I'm not certain but I think the twin stick 6 speeds has the letter B.


----------



## sixbales (May 18, 2011)

Howdy Bob,
The "B" designation is for a six speed transmission 6 fwd x 2 rev (3x1 + hi/lo).


----------



## Bob Smith (Aug 28, 2017)

Well, it may actually be a six speed. The shift decal is for an eight speed but someone could have replaced it (or the whole rear cowling) with the wrong one. That may explain why when I try to shift it into second gear, it seems to be in fourth. I thought there was something wrong with the tranny or the shifter or me. I'll have to check out the shift pattern more closely when I get the chance. Thanks Ultradog and sixbales for helping out a newbie. I guess I need to see about getting a new shift decal ha ha. By the way, Graysonr, June 20th, 1970 was a Saturday. I'm guessing they probably wanted to be somewhere else.


----------



## Guest (Sep 27, 2017)

Yep! I learned something here too. I had no idea a 3 speed over/under was even available. Just a suggestion, seems you are just learning about your 3000. May I suggest you read the article on my profile and maybe skip some of the hard lessons I've had?


----------



## Bob Smith (Aug 28, 2017)

Graysonr said:


> Yep! I learned something here too. I had no idea a 3 speed over/under was even available. Just a suggestion, seems you are just learning about your 3000. May I suggest you read the article on my profile and maybe skip some of the hard lessons I've had?

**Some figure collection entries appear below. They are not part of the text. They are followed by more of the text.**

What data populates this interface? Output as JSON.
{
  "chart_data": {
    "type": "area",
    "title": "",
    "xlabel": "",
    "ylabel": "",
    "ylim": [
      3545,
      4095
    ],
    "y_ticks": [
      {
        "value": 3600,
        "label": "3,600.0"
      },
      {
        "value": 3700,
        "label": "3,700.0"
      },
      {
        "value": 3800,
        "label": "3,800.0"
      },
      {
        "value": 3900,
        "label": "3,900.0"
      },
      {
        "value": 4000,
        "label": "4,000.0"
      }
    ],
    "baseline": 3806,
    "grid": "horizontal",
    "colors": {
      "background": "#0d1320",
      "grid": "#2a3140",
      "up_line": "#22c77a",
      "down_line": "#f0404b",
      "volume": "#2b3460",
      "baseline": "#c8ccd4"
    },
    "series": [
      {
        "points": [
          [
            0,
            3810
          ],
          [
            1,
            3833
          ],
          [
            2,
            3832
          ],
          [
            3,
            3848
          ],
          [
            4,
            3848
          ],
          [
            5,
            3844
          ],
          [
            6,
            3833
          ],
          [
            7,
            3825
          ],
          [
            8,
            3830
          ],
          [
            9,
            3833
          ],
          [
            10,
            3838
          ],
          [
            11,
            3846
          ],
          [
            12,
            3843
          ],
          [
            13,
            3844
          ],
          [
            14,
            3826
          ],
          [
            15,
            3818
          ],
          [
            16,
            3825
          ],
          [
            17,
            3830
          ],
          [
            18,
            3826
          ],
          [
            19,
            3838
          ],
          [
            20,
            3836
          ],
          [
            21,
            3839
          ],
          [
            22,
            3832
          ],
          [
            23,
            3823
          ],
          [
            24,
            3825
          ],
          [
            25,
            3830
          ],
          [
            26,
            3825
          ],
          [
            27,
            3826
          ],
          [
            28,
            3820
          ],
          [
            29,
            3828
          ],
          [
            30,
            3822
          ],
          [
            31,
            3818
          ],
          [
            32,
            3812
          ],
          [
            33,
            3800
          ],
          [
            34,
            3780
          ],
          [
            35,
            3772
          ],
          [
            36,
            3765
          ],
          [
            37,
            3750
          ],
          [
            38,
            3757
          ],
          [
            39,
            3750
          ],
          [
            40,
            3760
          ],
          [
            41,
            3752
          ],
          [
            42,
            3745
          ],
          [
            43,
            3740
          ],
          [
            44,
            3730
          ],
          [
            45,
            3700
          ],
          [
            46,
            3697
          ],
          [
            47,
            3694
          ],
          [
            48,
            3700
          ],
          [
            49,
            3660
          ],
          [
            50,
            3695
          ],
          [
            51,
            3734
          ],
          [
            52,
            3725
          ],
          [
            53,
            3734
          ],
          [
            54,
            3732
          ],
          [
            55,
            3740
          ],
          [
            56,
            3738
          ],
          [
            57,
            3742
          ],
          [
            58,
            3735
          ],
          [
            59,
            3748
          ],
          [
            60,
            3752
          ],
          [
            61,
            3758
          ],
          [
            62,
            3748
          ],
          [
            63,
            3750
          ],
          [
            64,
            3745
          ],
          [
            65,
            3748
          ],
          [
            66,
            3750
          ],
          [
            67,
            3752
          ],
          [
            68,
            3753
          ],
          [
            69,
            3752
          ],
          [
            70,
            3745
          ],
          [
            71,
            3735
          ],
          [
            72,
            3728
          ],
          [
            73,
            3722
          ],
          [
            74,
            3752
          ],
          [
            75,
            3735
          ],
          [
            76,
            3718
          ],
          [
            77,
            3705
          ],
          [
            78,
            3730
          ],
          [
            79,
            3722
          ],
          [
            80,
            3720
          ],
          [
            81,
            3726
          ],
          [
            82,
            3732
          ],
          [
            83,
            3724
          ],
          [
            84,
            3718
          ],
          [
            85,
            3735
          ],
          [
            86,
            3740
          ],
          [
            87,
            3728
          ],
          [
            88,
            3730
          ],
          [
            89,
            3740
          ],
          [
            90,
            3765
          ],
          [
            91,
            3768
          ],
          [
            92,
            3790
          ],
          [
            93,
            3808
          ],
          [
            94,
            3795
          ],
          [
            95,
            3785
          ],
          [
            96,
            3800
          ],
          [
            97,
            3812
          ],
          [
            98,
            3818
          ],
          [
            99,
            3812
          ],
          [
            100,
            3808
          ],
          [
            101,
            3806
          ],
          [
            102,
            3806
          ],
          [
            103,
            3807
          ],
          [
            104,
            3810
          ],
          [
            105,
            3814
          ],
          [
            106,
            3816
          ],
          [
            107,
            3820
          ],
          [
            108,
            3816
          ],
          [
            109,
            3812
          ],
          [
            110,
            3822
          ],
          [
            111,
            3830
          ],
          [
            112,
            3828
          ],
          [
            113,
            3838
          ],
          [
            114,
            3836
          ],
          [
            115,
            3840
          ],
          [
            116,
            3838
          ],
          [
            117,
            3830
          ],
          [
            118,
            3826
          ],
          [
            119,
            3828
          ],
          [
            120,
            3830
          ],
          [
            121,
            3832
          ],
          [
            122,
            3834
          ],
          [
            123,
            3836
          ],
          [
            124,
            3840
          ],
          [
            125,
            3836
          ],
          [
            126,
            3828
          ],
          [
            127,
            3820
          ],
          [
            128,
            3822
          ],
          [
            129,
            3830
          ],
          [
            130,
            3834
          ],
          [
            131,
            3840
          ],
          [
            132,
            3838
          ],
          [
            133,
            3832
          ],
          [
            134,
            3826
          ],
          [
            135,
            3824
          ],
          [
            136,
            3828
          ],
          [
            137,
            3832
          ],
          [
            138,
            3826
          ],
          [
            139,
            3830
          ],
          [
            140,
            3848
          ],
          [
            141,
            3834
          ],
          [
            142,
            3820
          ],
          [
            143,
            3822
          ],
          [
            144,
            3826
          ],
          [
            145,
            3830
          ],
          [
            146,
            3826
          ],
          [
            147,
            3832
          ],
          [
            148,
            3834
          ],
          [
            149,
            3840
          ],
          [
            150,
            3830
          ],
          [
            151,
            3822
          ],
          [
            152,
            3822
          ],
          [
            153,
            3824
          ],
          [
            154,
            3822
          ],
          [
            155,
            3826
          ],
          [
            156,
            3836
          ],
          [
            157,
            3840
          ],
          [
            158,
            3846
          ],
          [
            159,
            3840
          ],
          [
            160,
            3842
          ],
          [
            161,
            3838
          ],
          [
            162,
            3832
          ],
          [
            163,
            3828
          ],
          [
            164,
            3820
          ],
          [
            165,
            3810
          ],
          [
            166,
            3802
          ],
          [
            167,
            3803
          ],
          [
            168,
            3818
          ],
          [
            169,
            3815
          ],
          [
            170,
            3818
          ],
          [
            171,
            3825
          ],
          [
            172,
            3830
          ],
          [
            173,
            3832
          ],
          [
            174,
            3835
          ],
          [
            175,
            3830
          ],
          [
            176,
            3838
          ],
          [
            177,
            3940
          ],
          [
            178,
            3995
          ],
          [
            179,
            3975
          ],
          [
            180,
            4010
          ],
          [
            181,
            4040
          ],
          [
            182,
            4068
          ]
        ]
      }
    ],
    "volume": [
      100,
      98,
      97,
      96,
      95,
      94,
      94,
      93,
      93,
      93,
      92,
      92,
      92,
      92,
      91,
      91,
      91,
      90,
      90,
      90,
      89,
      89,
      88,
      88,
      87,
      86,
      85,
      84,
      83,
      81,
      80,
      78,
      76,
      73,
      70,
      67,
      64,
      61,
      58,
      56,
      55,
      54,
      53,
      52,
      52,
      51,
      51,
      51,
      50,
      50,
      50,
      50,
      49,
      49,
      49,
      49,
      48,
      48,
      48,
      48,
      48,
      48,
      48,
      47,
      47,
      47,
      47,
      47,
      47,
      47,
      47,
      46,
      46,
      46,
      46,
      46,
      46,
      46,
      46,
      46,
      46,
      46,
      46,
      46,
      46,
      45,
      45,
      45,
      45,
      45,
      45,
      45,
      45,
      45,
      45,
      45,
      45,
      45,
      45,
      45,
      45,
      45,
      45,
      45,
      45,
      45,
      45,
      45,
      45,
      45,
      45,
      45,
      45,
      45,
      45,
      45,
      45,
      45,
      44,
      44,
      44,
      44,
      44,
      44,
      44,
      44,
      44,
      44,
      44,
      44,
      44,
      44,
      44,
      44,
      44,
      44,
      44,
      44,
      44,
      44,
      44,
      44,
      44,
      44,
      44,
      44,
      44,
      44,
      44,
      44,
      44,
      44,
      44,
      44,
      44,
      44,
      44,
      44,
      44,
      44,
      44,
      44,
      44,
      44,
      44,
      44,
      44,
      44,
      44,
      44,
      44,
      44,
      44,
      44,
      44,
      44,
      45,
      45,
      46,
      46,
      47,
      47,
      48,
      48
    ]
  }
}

I sure will. I'm a firm believer in learning from the mistakes of others because I hate making mistakes myself ha ha. Thanks.


----------



## Bob Smith (Aug 28, 2017)

Graysonr said:


> Yep! I learned something here too. I had no idea a 3 speed over/under was even available. Just a suggestion, seems you are just learning about your 3000. May I suggest you read the article on my profile and maybe skip some of the hard lessons I've had?


I read your article and think it's nothing but excellent advice. Hopefully it'll help many new tractor owner's out. Thanks again.


----------



## BigT (Sep 15, 2014)

Bob, go to the George Bradish tractor parts website. See attached decal for Ford Shift Pattern decal, 6 speed, 2000, 3000, 2600, 1965-later.


----------



## Hacke (Feb 22, 2011)

If you download "Ford-Tractor-Model-Information-Version3.pdf" from this site:
http://nouveauredneck.mywebcommunity.org/
you will get some great information.


In addition to Noveau *******'s listing there are:

P.T.O. types
7: Independent 650

Transmission types
D: 7-Speed
H: 9-Speed (Select-O-Speed)
L: 8-Speed 27 K.P.H.


----------



## Bob Smith (Aug 28, 2017)

BigT said:


> Bob, go to the George Bradish tractor parts website. See attached decal for Ford Shift Pattern decal, 6 speed, 2000, 3000, 2600, 1965-later.


Thanks.


----------



## Bob Smith (Aug 28, 2017)

Hacke said:


> If you download "Ford-Tractor-Model-Information-Version3.pdf" from this site:
> http://nouveauredneck.mywebcommunity.org/
> you will get some great information.
> 
> ...


Thanks. That's good information that I haven't seen elsewhere.


----------